CUDA-graph capture of the decode path is available (experimental); it engages automatically for graph-safe architectures running a native BF16 KV cache.
Supported architectures
cuda_native covers the architectures ported to driver/cuda/src/.
| Family | HF model_type | Notes |
|---|---|---|
| Llama 3.x / Mistral-compatible | llama | Instruct and base checkpoints. |
| Qwen 2.x | qwen2 | Qwen2 and Qwen2.5. |
| Qwen 3.x | qwen3 | Includes the default Qwen/Qwen3-0.6B. |
| Qwen 3.5 / 3.5-MoE | qwen3_5, qwen3_5_moe | Hybrid GDN linear attention; native MTP speculation. |
| Qwen3-VL | qwen3_vl | Multimodal — vision input. |
| Phi-3 | phi3 | Microsoft Phi-3 family. |
| Mixtral | mixtral | MoE path. |
| GPT-OSS | gptoss, gpt_oss | MoE; MXFP4 experts (see mxfp4_moe). |
| Gemma 2 / 3 / 4 | gemma2, gemma3_text, gemma3n, gemma4_text, gemma4 | Gemma-4 adds multimodal (vision + audio in) and native MTP. |
| Mistral 3 | mistral3 | Ministral-class checkpoints. |
| OLMo 3 | olmo3 | AI2 OLMo 3. |
| GLM-5.1 | glm_moe_dsa | MLA attention, DSA MoE; FP4 expert quantization. |
| Nemotron-H | nemotron_h | Hybrid Mamba/attention. |
| Kimi / DeepSeek | kimi_k2, deepseek_v2, deepseek_v3, deepseek_v4 | MLA-based MoE. deepseek_v4 is architecture-level support (no public checkpoint yet). |
| CSM | csm | Multimodal — audio output (text-to-speech). |
Run pie model list to see whether cached HuggingFace repos are compatible with your installed drivers. For the multimodal models (Qwen3-VL, Gemma-4, CSM), see Multimodal generation.
Quantization
KV cache format is controlled by kv_cache_dtype under [model.driver.options].

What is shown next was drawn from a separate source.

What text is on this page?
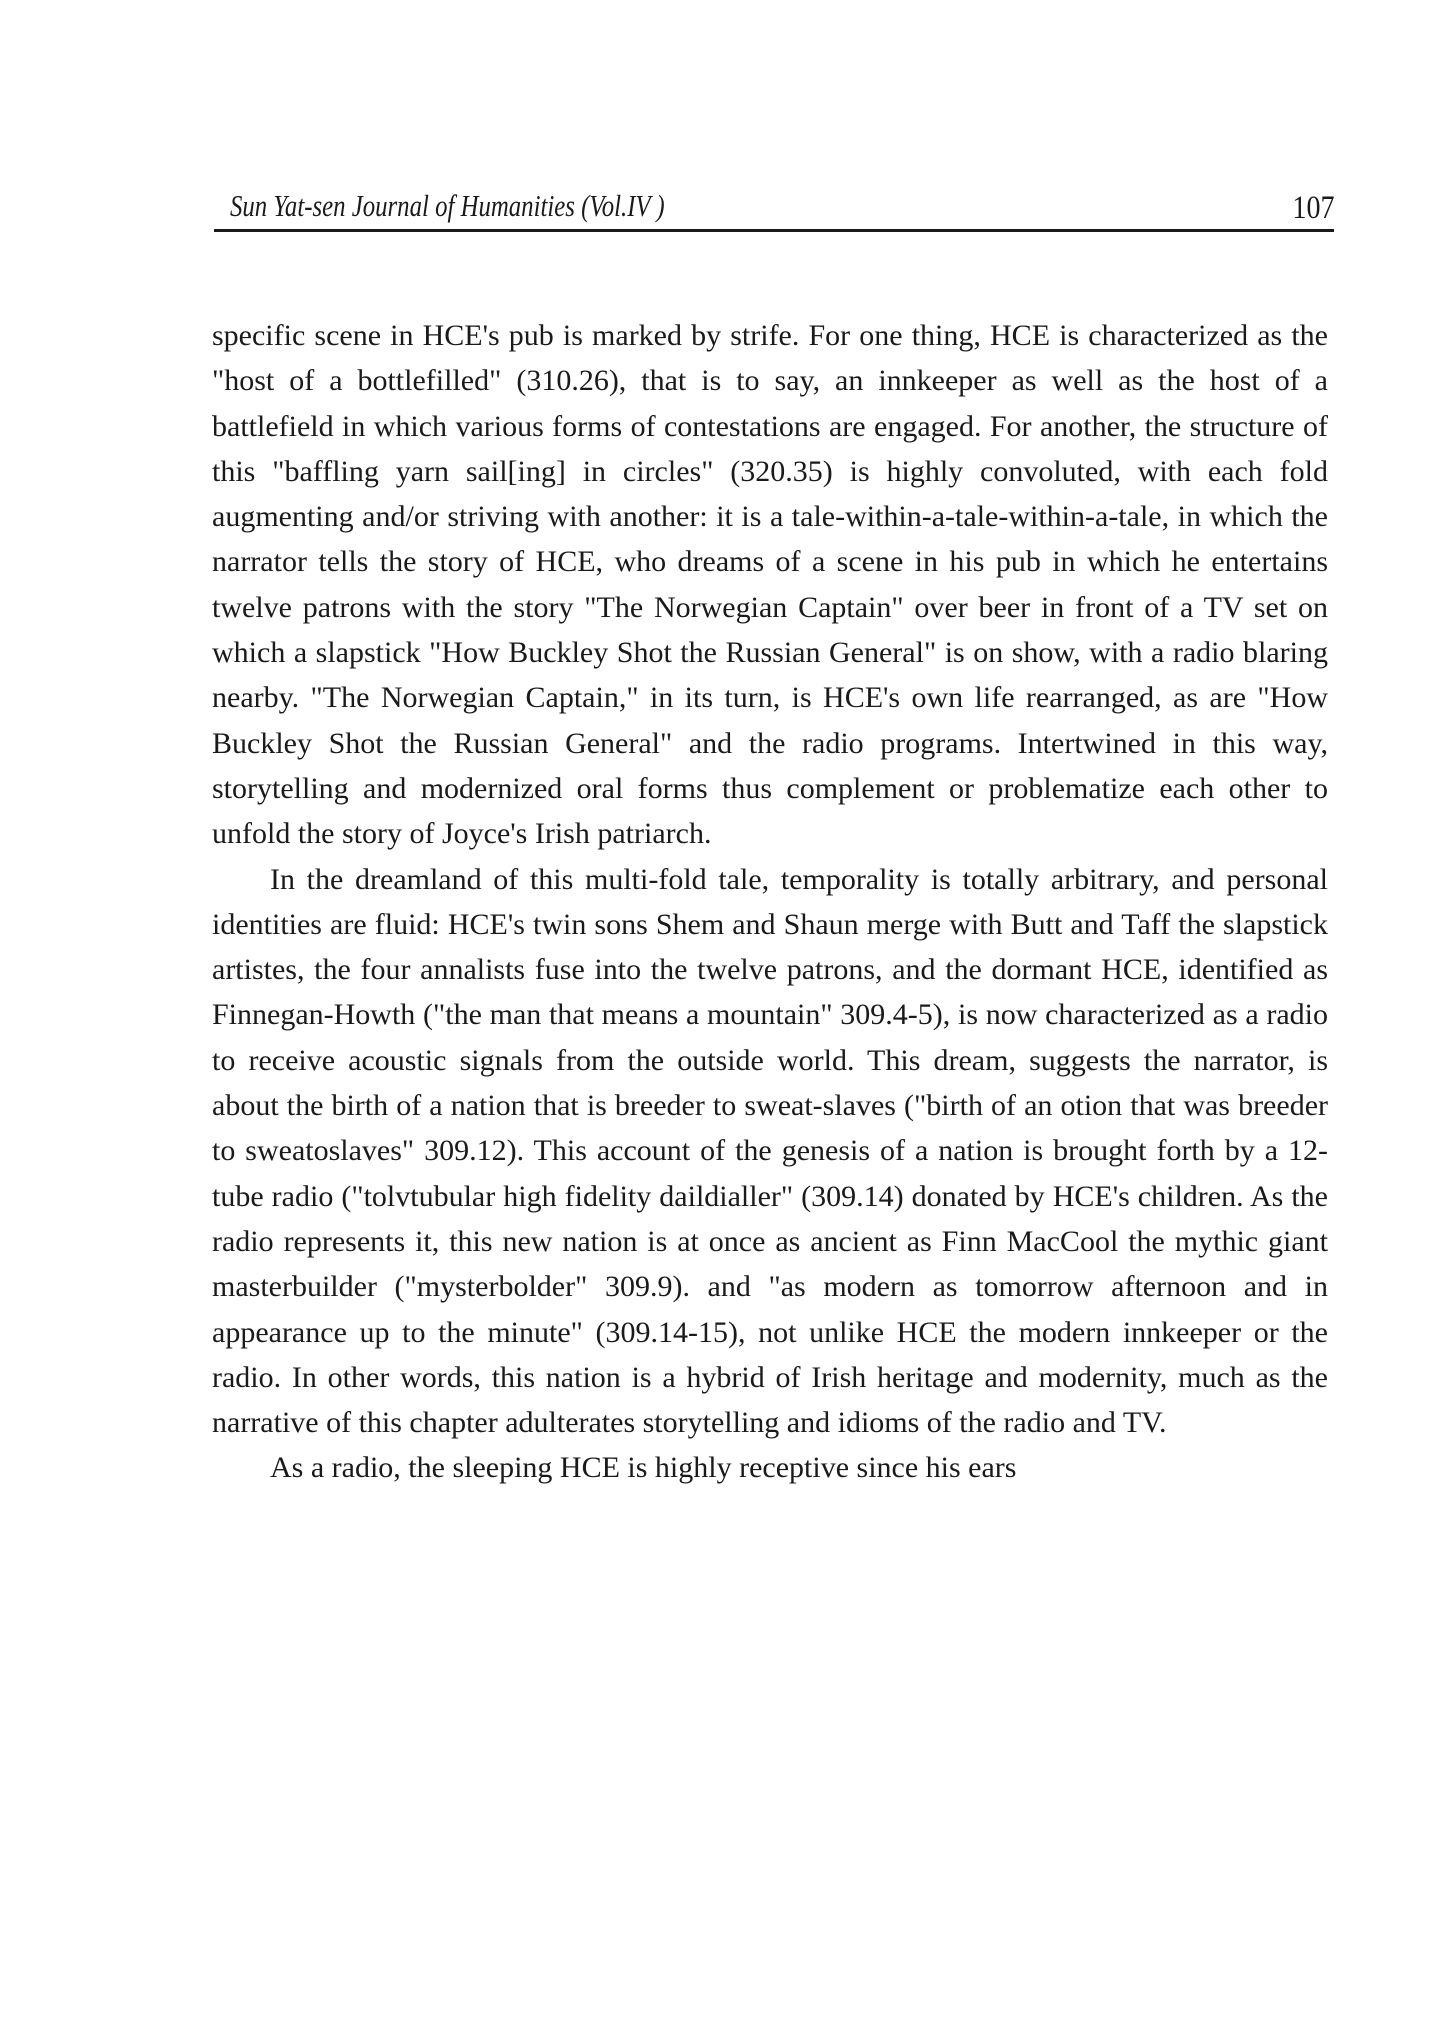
Sun Yat-sen Journal of Humanities (Vol.IV )	107

specific scene in HCE's pub is marked by strife. For one thing, HCE is characterized as the "host of a bottlefilled" (310.26), that is to say, an innkeeper as well as the host of a battlefield in which various forms of contestations are engaged. For another, the structure of this "baffling yarn sail[ing] in circles" (320.35) is highly convoluted, with each fold augmenting and/or striving with another: it is a tale-within-a-tale-within-a-tale, in which the narrator tells the story of HCE, who dreams of a scene in his pub in which he entertains twelve patrons with the story "The Norwegian Captain" over beer in front of a TV set on which a slapstick "How Buckley Shot the Russian General" is on show, with a radio blaring nearby. "The Norwegian Captain," in its turn, is HCE's own life rearranged, as are "How Buckley Shot the Russian General" and the radio programs. Intertwined in this way, storytelling and modernized oral forms thus complement or problematize each other to unfold the story of Joyce's Irish patriarch.

In the dreamland of this multi-fold tale, temporality is totally arbitrary, and personal identities are fluid: HCE's twin sons Shem and Shaun merge with Butt and Taff the slapstick artistes, the four annalists fuse into the twelve patrons, and the dormant HCE, identified as Finnegan-Howth ("the man that means a mountain" 309.4-5), is now characterized as a radio to receive acoustic signals from the outside world. This dream, suggests the narrator, is about the birth of a nation that is breeder to sweat-slaves ("birth of an otion that was breeder to sweatoslaves" 309.12). This account of the genesis of a nation is brought forth by a 12-tube radio ("tolvtubular high fidelity daildialler" (309.14) donated by HCE's children. As the radio represents it, this new nation is at once as ancient as Finn MacCool the mythic giant masterbuilder ("mysterbolder" 309.9). and "as modern as tomorrow afternoon and in appearance up to the minute" (309.14-15), not unlike HCE the modern innkeeper or the radio. In other words, this nation is a hybrid of Irish heritage and modernity, much as the narrative of this chapter adulterates storytelling and idioms of the radio and TV.

As a radio, the sleeping HCE is highly receptive since his ears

The default auto preserves the native BF16 cache. Set it explicitly to opt into
fp8_e4m3, fp8_e5m2, int8_per_token_head, fp8_per_token_head,
fp4_e2m1, or nvfp4.
Weight quantization is separate: weight_dtype = "bfloat16" is the default, and runtime_quant quantizes projection weights to "fp8" or "int8". GPT-OSS experts use MXFP4 via mxfp4_moe, and GLM-5.1 routed experts support FP4. Quantization support varies by architecture.